Volta-se aqui, relevando a realidade da centralidade humana e social do trabalho, à metáfora de Yves Clot, um psicólogo do trabalho francês: “O trabalho tem um braço longo”. Para o bem e para o mal. Para o mal, agora, com o relacionamento com a covid-19 e repercussões desta. Como se está a ver.
A saúde (a saúde pública e a saúde individual) é algo eminentemente social. E daí que não surpreende que a covid-19 (como, aliás, qualquer outra doença) viesse, como veio (e com certeza mais virá) a destapar a realidade social do manto diáfano-financeiro das “contas certas”. E, mais especificamente, viesse como veio (e mais virá) a revelar muito do real da realidade laboral e social no mínimo psicossocialmente “suavizado”, por essas “contas certas”.

Afinal, mais especificamente, a covid-19, tem que se escrever por mais que custe ler e não obstante se reconheça o quanto nisso também pode haver de económica e politicamente positivo, veio destapar a realidade humana e social do trabalho do “manto diáfano” do êxito (euro)financeiro e (euro)mercantil das “contas certas”, se bem que se admita a coerência com ter-se do Trabalho, Uma Visão de Mercado (Mário Centeno, FFMS, 2011).

Acabou por vir mostrar mais o real (do) trabalho, o qual, porque realmente consubstanciando-se nas pessoas que trabalham, é algo onde necessariamente tem que imperar uma visão tendo-o como “realmente humano” (preâmbulo da Constituição da OIT, 1919), algo que “não é uma mercadoria” (actual primeiro princípio fundamental da Constituição da Organização Internacional do Trabalho – OIT , introduzido em 10/05/1944 pela Declaração de Filadélfia).
Então, alguma coisa resta perguntar (passe a presunção, talvez desta e doutras inerentes perguntas derivem propostas, quiçá coerentes acções…), ainda que relativizando esse questionamento com o reconhecimento das dificuldades económicas, sociais e políticas implicadas pelas medidas (em geral, sanitariamente adequadas e necessárias) de contenção e mitigação da covid-19.

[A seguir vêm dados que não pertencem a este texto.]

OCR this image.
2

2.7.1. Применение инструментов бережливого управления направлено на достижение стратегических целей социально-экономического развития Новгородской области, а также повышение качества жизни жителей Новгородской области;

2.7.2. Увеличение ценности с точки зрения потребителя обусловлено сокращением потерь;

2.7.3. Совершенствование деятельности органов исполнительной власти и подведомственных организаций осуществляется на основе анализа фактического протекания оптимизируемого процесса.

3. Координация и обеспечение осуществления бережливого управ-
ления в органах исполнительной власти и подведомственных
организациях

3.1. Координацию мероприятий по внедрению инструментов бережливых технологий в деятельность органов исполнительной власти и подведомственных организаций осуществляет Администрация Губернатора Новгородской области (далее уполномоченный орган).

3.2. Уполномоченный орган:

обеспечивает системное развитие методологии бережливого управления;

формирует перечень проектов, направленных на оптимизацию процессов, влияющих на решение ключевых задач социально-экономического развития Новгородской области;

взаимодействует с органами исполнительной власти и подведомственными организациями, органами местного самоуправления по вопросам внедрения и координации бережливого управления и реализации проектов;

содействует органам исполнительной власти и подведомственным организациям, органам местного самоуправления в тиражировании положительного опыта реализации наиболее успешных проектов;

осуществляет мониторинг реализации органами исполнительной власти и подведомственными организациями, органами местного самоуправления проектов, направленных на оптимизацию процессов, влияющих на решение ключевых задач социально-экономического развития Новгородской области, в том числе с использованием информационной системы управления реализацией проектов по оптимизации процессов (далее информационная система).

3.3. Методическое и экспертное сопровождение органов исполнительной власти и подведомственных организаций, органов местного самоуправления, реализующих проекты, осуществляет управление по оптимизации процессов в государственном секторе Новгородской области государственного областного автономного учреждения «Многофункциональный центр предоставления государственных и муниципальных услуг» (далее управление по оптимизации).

Resta perguntar se, no essencial, designadamente quanto à qualidade do trabalho (mais “certeza” laboral e social da legislação em vigor bem como do enquadramento institucional, mais justiça social, mais segurança do emprego, salários dignos porque melhores e mais justos, melhores condições de segurança e saúde do trabalho, enfim, lembra-nos também a OIT [2], “trabalho digno”), na “retoma da normalidade” se vai manter a (mesma) anormalidade laboral e, muito daí, económico-social.

Em síntese, voltando ao tom do referido artigo de VJS, resta perguntar se, quanto ao trabalho como pessoas que trabalham, se vai manter a “realidade errada”.